Serena Williams aims to hit stride at Toronto

American superstar Serena Williams has endured a year of injuries and illness and slipped mightily in the WTA Tour rankings, but she hopes to regain past form in time for the Rogers Cup in Toronto.

Having spent the past year recovering from illness and injury, Serena Williams of the United States has spiralled so far down the rankings that the former world's No. 1 will need to exercise her injury-protected top rankings to enter the U.S. Open on Aug. 29. Williams' exemption permits her to enter eight tournaments, including one Grand Slam. First, she suffered a serious foot injury stepping on some glass. Then, she was treated for a potentially fatal blood clot in a lung and internal bleeding. Williams spoke on a wide range of topics in a recent conference call to promote the Rogers Cup in Toronto:

What is the latest on your health?

Everything feels a lot better. I got a good report from the doctor and he says I can play with confidence. And that's the key word, is going out and being able to play with confidence without thinking that it could happen again. That's a great feeling.

What are your expectations for the Rogers Cup?

I plan on being there doing the best that I can do. I just want to be there and do well.

Your ranking has dropped because of your absence. How much of a climb back is it? And is that your ambition, to be No. 1 again?

My goal is to do well right now at the Rogers Cup and Grand Slams and pretty much every tournament I play in. If that means I'll get back [to No. 1], that would be a bonus. My goal is to do the right thing on the court and just do the best that I can to win.

How confident are you that you will be in top shape by the U.S. Open?

I think with me playing Toronto and playing Cincinnati and other tournaments, that's more than I usually play. So I think it will definitely prepare me to be really fit going into the Open.

How has spirituality helped you heal and prepare for your upcoming matches?

It's really important for me to rely on prayer. Mentally, when you're going through things and also when you're not going through things' I think that's important, too. It's kind of like, if you have a friend, you only ask them when you're down if you need something. It's even more important for me to realize that I gotta continue that, regardless to how I'm feeling. That's what I've learned most.
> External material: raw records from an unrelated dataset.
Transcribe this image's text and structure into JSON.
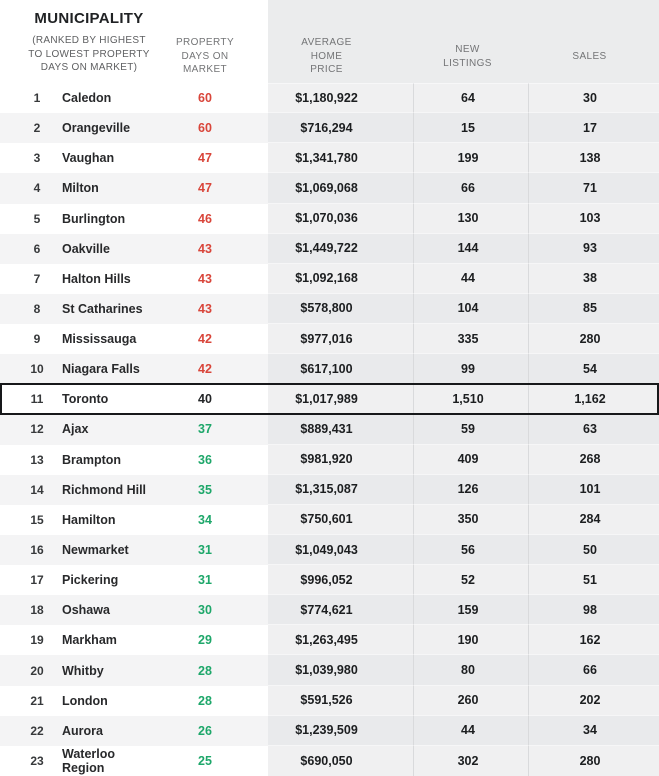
{
  "header": {
    "title": "MUNICIPALITY",
    "subtitle": "(RANKED BY HIGHEST\nTO LOWEST PROPERTY\nDAYS ON MARKET)",
    "col_days": "PROPERTY\nDAYS ON\nMARKET",
    "col_price": "AVERAGE\nHOME\nPRICE",
    "col_listings": "NEW\nLISTINGS",
    "col_sales": "SALES"
  },
  "colors": {
    "days_high": "#d9453a",
    "days_low": "#1ea76a",
    "days_neutral": "#232527",
    "highlight_border": "#17181a"
  },
  "chart_data": {
    "type": "table",
    "title": "MUNICIPALITY (RANKED BY HIGHEST TO LOWEST PROPERTY DAYS ON MARKET)",
    "columns": [
      "Rank",
      "Municipality",
      "Property Days on Market",
      "Average Home Price",
      "New Listings",
      "Sales"
    ],
    "highlighted_municipality": "Toronto",
    "rows": [
      {
        "rank": 1,
        "municipality": "Caledon",
        "days": 60,
        "days_trend": "high",
        "price": "$1,180,922",
        "new_listings": "64",
        "sales": "30",
        "highlighted": false
      },
      {
        "rank": 2,
        "municipality": "Orangeville",
        "days": 60,
        "days_trend": "high",
        "price": "$716,294",
        "new_listings": "15",
        "sales": "17",
        "highlighted": false
      },
      {
        "rank": 3,
        "municipality": "Vaughan",
        "days": 47,
        "days_trend": "high",
        "price": "$1,341,780",
        "new_listings": "199",
        "sales": "138",
        "highlighted": false
      },
      {
        "rank": 4,
        "municipality": "Milton",
        "days": 47,
        "days_trend": "high",
        "price": "$1,069,068",
        "new_listings": "66",
        "sales": "71",
        "highlighted": false
      },
      {
        "rank": 5,
        "municipality": "Burlington",
        "days": 46,
        "days_trend": "high",
        "price": "$1,070,036",
        "new_listings": "130",
        "sales": "103",
        "highlighted": false
      },
      {
        "rank": 6,
        "municipality": "Oakville",
        "days": 43,
        "days_trend": "high",
        "price": "$1,449,722",
        "new_listings": "144",
        "sales": "93",
        "highlighted": false
      },
      {
        "rank": 7,
        "municipality": "Halton Hills",
        "days": 43,
        "days_trend": "high",
        "price": "$1,092,168",
        "new_listings": "44",
        "sales": "38",
        "highlighted": false
      },
      {
        "rank": 8,
        "municipality": "St Catharines",
        "days": 43,
        "days_trend": "high",
        "price": "$578,800",
        "new_listings": "104",
        "sales": "85",
        "highlighted": false
      },
      {
        "rank": 9,
        "municipality": "Mississauga",
        "days": 42,
        "days_trend": "high",
        "price": "$977,016",
        "new_listings": "335",
        "sales": "280",
        "highlighted": false
      },
      {
        "rank": 10,
        "municipality": "Niagara Falls",
        "days": 42,
        "days_trend": "high",
        "price": "$617,100",
        "new_listings": "99",
        "sales": "54",
        "highlighted": false
      },
      {
        "rank": 11,
        "municipality": "Toronto",
        "days": 40,
        "days_trend": "neutral",
        "price": "$1,017,989",
        "new_listings": "1,510",
        "sales": "1,162",
        "highlighted": true
      },
      {
        "rank": 12,
        "municipality": "Ajax",
        "days": 37,
        "days_trend": "low",
        "price": "$889,431",
        "new_listings": "59",
        "sales": "63",
        "highlighted": false
      },
      {
        "rank": 13,
        "municipality": "Brampton",
        "days": 36,
        "days_trend": "low",
        "price": "$981,920",
        "new_listings": "409",
        "sales": "268",
        "highlighted": false
      },
      {
        "rank": 14,
        "municipality": "Richmond Hill",
        "days": 35,
        "days_trend": "low",
        "price": "$1,315,087",
        "new_listings": "126",
        "sales": "101",
        "highlighted": false
      },
      {
        "rank": 15,
        "municipality": "Hamilton",
        "days": 34,
        "days_trend": "low",
        "price": "$750,601",
        "new_listings": "350",
        "sales": "284",
        "highlighted": false
      },
      {
        "rank": 16,
        "municipality": "Newmarket",
        "days": 31,
        "days_trend": "low",
        "price": "$1,049,043",
        "new_listings": "56",
        "sales": "50",
        "highlighted": false
      },
      {
        "rank": 17,
        "municipality": "Pickering",
        "days": 31,
        "days_trend": "low",
        "price": "$996,052",
        "new_listings": "52",
        "sales": "51",
        "highlighted": false
      },
      {
        "rank": 18,
        "municipality": "Oshawa",
        "days": 30,
        "days_trend": "low",
        "price": "$774,621",
        "new_listings": "159",
        "sales": "98",
        "highlighted": false
      },
      {
        "rank": 19,
        "municipality": "Markham",
        "days": 29,
        "days_trend": "low",
        "price": "$1,263,495",
        "new_listings": "190",
        "sales": "162",
        "highlighted": false
      },
      {
        "rank": 20,
        "municipality": "Whitby",
        "days": 28,
        "days_trend": "low",
        "price": "$1,039,980",
        "new_listings": "80",
        "sales": "66",
        "highlighted": false
      },
      {
        "rank": 21,
        "municipality": "London",
        "days": 28,
        "days_trend": "low",
        "price": "$591,526",
        "new_listings": "260",
        "sales": "202",
        "highlighted": false
      },
      {
        "rank": 22,
        "municipality": "Aurora",
        "days": 26,
        "days_trend": "low",
        "price": "$1,239,509",
        "new_listings": "44",
        "sales": "34",
        "highlighted": false
      },
      {
        "rank": 23,
        "municipality": "Waterloo Region",
        "days": 25,
        "days_trend": "low",
        "price": "$690,050",
        "new_listings": "302",
        "sales": "280",
        "highlighted": false
      }
    ]
  }
}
Based on how you performed at Eastbourne and Wimbledon, what is the state of your game heading into Toronto?

I did a solid job and now I've just been working on things. After Wimbledon, I worked on a few things I knew I needed to work on and, hopefully, when I get to play in the Rogers Cup that the results will show. I hate losing. But also, when you lose, it gives you more motivation and makes you better.

With Li Na is performing so well, Petra Kvitova winning Wimbledon, the re-emergence of Maria Sharapova and, of course, you and Venus returning, how does that set things up at the top of the table in women's tennis?

It's rough when you're with a lot of new players out there and a lot of experienced players like Li Na, who's finally doing really well. And that's good. Venus and I are definitely going to try to cause a stir and just play our game [and] do the best we can and win, win, win, no matter what.

How does an event like Toronto help you in that regard, considering it has so many top palyer in the field?

We just like playing in the Rogers Cup … I think it'll be a special time because you guys are getting a sneak preview of what the Open's going to be like.

How do you like competing in Canada?

I like competing in Canada, especially in Toronto. I've done well there.

Are playing in the 2012 London Olympics?

I'm hoping I can get there. The way I'm ranked now, I'll have to put in a lot of good work. So we'll see. I think I deserve it, though [laughs].

Will you play doubes to improve match play before or at the U.S. Open?

I'll have to talk to my doubles partner and see how she is doing. I wanted to play doubles at Wimbledon. But I would have never survived, so I'm glad we decided not to. And we did have thoughts of playing doubles in the summer. We're kind of playing it by ear. I would love to play doubles. I love playing in Team Tennis. I feel like I'm back to my old doubles game, which is an excellent one. We'll see.

CBC Sports will broadcast the semifinals and championship final of the Rogers Cup on Aug. 13 and 14, respectively.